Data from training process

In [None]:
# Visualization of Loss and Accuracy

# Plot Loss over epochs
plt.figure(figsize=(12, 5))
plt.subplot(1, 2, 1)
plt.plot(train_losses, label='Train Loss')
plt.title('Loss over Epochs')
plt.xlabel('Epoch')
plt.ylabel('Loss')
plt.legend()

# Plot Accuracy over epochs
plt.subplot(1, 2, 2)
plt.plot(train_accuracies, label='Train Accuracy')
plt.title('Accuracy over Epochs')
plt.xlabel('Epoch')
plt.ylabel('Accuracy (%)')
plt.legend()

plt.show()

Model final evaluation

In [None]:
# Evaluate on Test Data and Compute Performance Metrics

model.eval()
all_preds = []
all_labels = []
with torch.no_grad():
    for test_X, test_y in test_loader:
        outputs = model(test_X)
        _, predicted = torch.max(outputs.data, 1)
        all_preds.extend(predicted.cpu().numpy())
        all_labels.extend(test_y.cpu().numpy())

# Compute metrics
test_accuracy = accuracy_score(all_labels, all_preds) * 100
precision = precision_score(all_labels, all_preds, average='weighted', zero_division=0)
recall = recall_score(all_labels, all_preds, average='weighted', zero_division=0)
f1 = f1_score(all_labels, all_preds, average='weighted', zero_division=0)

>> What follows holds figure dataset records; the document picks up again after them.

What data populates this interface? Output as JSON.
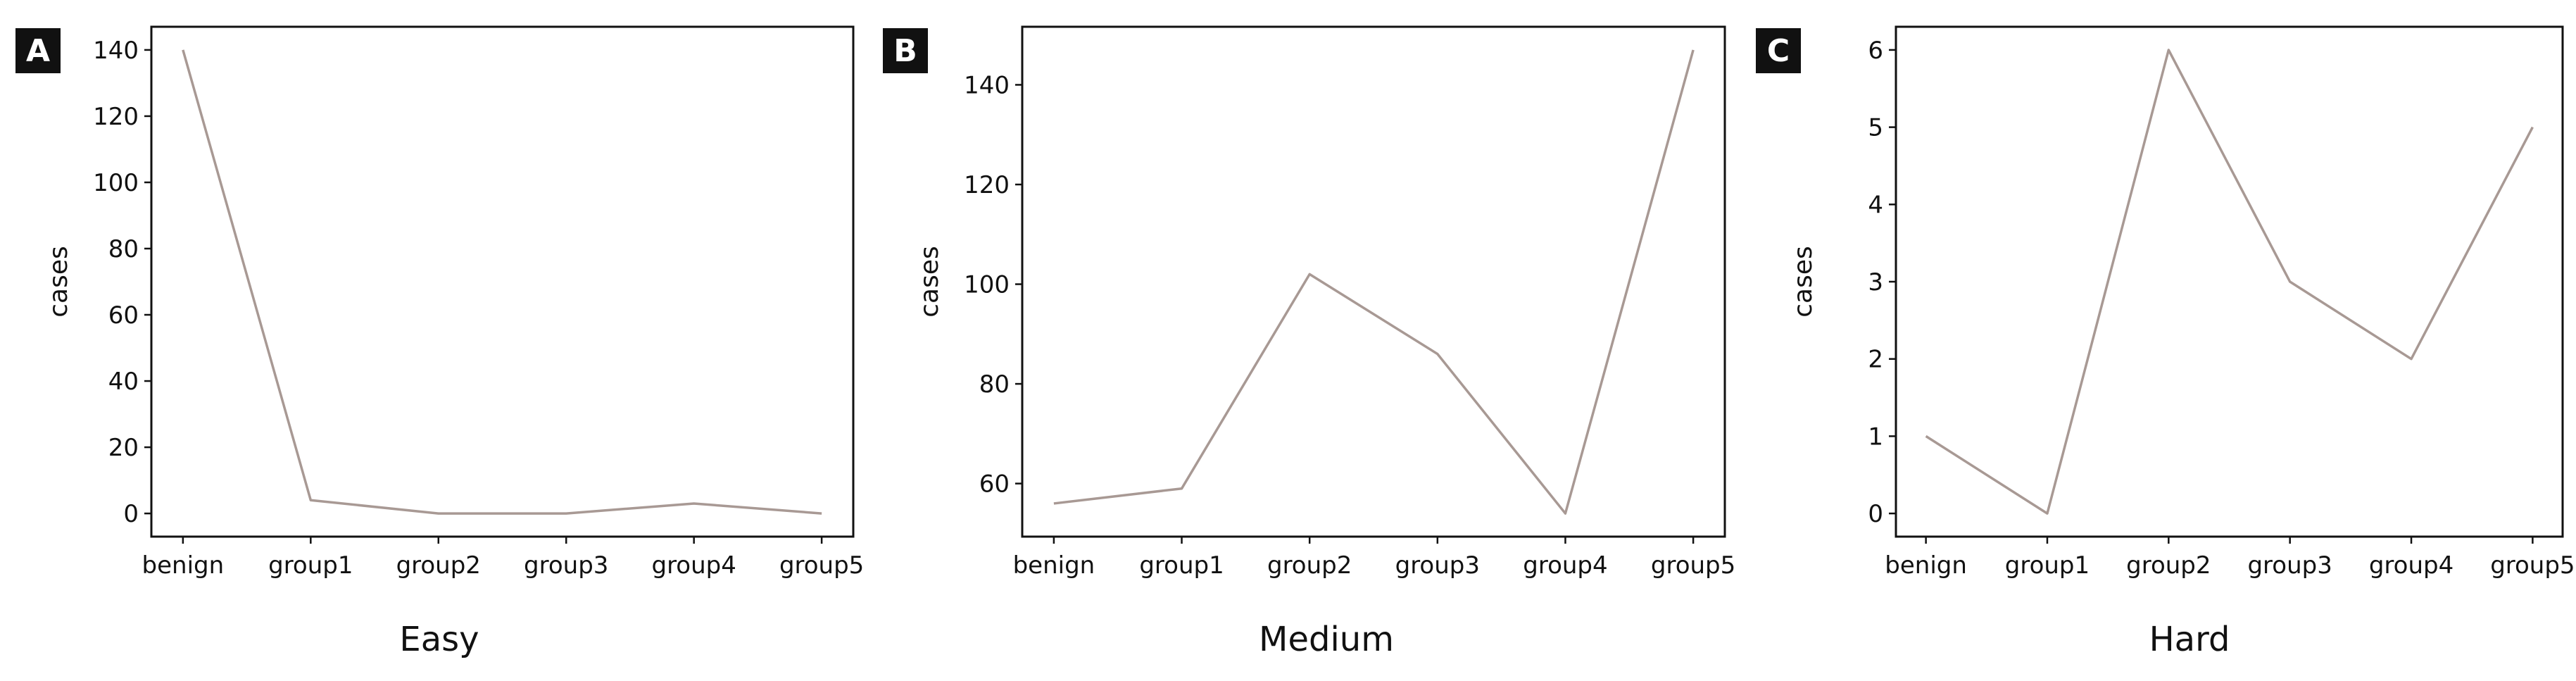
{
  "panels": [
    {
      "letter": "A",
      "caption": "Easy"
    },
    {
      "letter": "B",
      "caption": "Medium"
    },
    {
      "letter": "C",
      "caption": "Hard"
    }
  ],
  "chart_data": [
    {
      "type": "line",
      "panel": "A",
      "title": "Easy",
      "xlabel": "",
      "ylabel": "cases",
      "categories": [
        "benign",
        "group1",
        "group2",
        "group3",
        "group4",
        "group5"
      ],
      "values": [
        140,
        4,
        0,
        0,
        3,
        0
      ],
      "yticks": [
        0,
        20,
        40,
        60,
        80,
        100,
        120,
        140
      ],
      "ylim": [
        -7,
        147
      ],
      "grid": false,
      "line_color": "#a89994"
    },
    {
      "type": "line",
      "panel": "B",
      "title": "Medium",
      "xlabel": "",
      "ylabel": "cases",
      "categories": [
        "benign",
        "group1",
        "group2",
        "group3",
        "group4",
        "group5"
      ],
      "values": [
        56,
        59,
        102,
        86,
        54,
        147
      ],
      "yticks": [
        60,
        80,
        100,
        120,
        140
      ],
      "ylim": [
        49.35,
        151.65
      ],
      "grid": false,
      "line_color": "#a89994"
    },
    {
      "type": "line",
      "panel": "C",
      "title": "Hard",
      "xlabel": "",
      "ylabel": "cases",
      "categories": [
        "benign",
        "group1",
        "group2",
        "group3",
        "group4",
        "group5"
      ],
      "values": [
        1,
        0,
        6,
        3,
        2,
        5
      ],
      "yticks": [
        0,
        1,
        2,
        3,
        4,
        5,
        6
      ],
      "ylim": [
        -0.3,
        6.3
      ],
      "grid": false,
      "line_color": "#a89994"
    }
  ]
}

print(f'Test Accuracy: {test_accuracy:.2f}%')
print(f'Precision: {precision:.4f}')
print(f'Recall: {recall:.4f}')
print(f'F1 Score: {f1:.4f}')

Save the base model

In [34]:
# Save the trained model
torch.save(model.state_dict(), "base_model.pth")
print("Model saved as 'base_model.pth'")

Model saved as 'base_model.pth'